Wherein, d_kiThe frequency weight occurred in examination question to be detected for key word k, and 1≤k≤m.

3) by within product representation similarity with repeat compared with examination question threshold value, if repetition examination question threshold value the most set in advance, then perform step 4)；If more than repetition examination question threshold value set in advance, then perform step 5)；

Above-mentioned included angle cosine is used for measuring the size of angle between two groups of vectors, also known as phase and coefficient, and the geometric meaning of included angle cosine is by N number of elementary composition N-dimensional space, characterizes the cosine value of angle between two vectors.Typically needing before use each element in vector is carried out nondimensionalization process, making each element is just all, and at this moment the span of included angle cosine is [0,1], and value shows that the most greatly two vector angles are the least, both closer to, when value is 1, two vector identical.

As Sim (D_i, D_jDuring)≤0.80, then perform step 4)；

As Sim (D_i, D_j) ＞ 0.80 time, then perform step 5)；

4) two examination questions to be detected are non-similar examination question, do not process；

5) two examination questions to be detected are similar examination question, and similar examination question adds repetition examination question relational database；

6) according to similarity condition, from repetition examination question relational database, the repetition examination question list meeting condition is found out；

Wherein, similarity condition is condition well known to those skilled in the art, therefore no longer describes in detail.

7) management personnel carry out repeating examination question confirmation by valuing retrial topic list, artificially judge whether examination question repeats, and use the mode of manual confirmation can improve the accuracy rate heavily inscribing judgement, improve and remove the precision heavily inscribed.
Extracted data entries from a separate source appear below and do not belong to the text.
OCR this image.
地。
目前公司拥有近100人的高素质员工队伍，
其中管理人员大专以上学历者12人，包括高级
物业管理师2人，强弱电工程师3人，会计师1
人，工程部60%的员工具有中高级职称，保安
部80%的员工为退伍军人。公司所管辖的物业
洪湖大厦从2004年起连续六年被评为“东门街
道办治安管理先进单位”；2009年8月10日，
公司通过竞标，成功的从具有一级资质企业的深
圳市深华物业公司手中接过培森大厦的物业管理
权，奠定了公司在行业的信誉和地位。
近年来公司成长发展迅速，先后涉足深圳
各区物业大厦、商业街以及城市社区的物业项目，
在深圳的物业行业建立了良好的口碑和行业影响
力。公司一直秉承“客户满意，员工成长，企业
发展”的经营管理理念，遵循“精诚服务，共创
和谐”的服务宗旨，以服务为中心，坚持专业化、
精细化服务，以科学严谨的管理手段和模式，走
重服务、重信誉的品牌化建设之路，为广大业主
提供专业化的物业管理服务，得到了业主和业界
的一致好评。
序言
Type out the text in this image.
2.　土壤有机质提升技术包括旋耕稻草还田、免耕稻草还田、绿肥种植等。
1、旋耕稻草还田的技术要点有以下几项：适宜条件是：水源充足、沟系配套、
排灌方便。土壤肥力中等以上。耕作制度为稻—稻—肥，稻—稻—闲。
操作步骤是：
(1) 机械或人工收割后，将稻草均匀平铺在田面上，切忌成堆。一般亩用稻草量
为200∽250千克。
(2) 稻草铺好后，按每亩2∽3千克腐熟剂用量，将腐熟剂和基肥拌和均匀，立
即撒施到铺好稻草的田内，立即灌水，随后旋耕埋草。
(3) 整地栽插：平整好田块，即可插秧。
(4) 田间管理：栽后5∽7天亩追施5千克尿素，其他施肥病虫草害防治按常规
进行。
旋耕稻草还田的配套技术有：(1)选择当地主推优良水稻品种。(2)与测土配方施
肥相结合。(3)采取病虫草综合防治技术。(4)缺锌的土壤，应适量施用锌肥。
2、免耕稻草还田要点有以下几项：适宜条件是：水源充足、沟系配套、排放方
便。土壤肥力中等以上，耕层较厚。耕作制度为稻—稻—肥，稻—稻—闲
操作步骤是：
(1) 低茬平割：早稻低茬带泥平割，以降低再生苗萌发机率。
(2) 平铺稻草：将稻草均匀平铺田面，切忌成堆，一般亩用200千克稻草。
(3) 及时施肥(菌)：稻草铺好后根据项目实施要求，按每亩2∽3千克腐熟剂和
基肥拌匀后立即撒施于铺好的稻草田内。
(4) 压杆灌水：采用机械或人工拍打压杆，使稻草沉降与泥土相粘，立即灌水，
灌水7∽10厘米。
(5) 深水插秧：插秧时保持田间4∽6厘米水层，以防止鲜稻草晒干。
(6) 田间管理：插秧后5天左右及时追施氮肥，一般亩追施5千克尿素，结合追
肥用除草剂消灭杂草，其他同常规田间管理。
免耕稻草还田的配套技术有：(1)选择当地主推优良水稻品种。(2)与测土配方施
The various embodiments described above are merely to illustrate the present invention; the structure of the most each parts, connected mode and processing technology etc. all can be varied from; every equivalents carried out on the basis of technical solution of the present invention and improvement, the most should not get rid of outside protection scope of the present invention.

Claims

1. the examination question De-weight method in test item bank based on examination question keyword similarity, it comprises the following steps:

1) using maximum forward participle matching algorithm that the examination question in test item bank is carried out Chinese word segmentation, Chinese word segmentation includes the stem of examination question, examination question candidate item and script in test item bank are carried out Chinese word segmentation, and the participle obtained is referred to as participle knot；Judge whether participle knot is the key word in examination question keywords database, if the key word in examination question keywords database, then it is added into the relational database of examination question and keyword, and the relational database of examination question and keyword includes the order that the frequency of occurrences of keyword, keyword weights and keyword occur；

Wherein, examination question key word library presets examination question keyword；

7) management personnel carry out repeating examination question confirmation by valuing retrial topic list, artificially judge whether examination question repeats.

Examination question De-weight method in test item bank based on examination question keyword similarity the most according to claim 1, it is characterised in that: described step 3) in, it is judged that within whether examination question repeats, the repetition examination question threshold value of product representation is 0.80.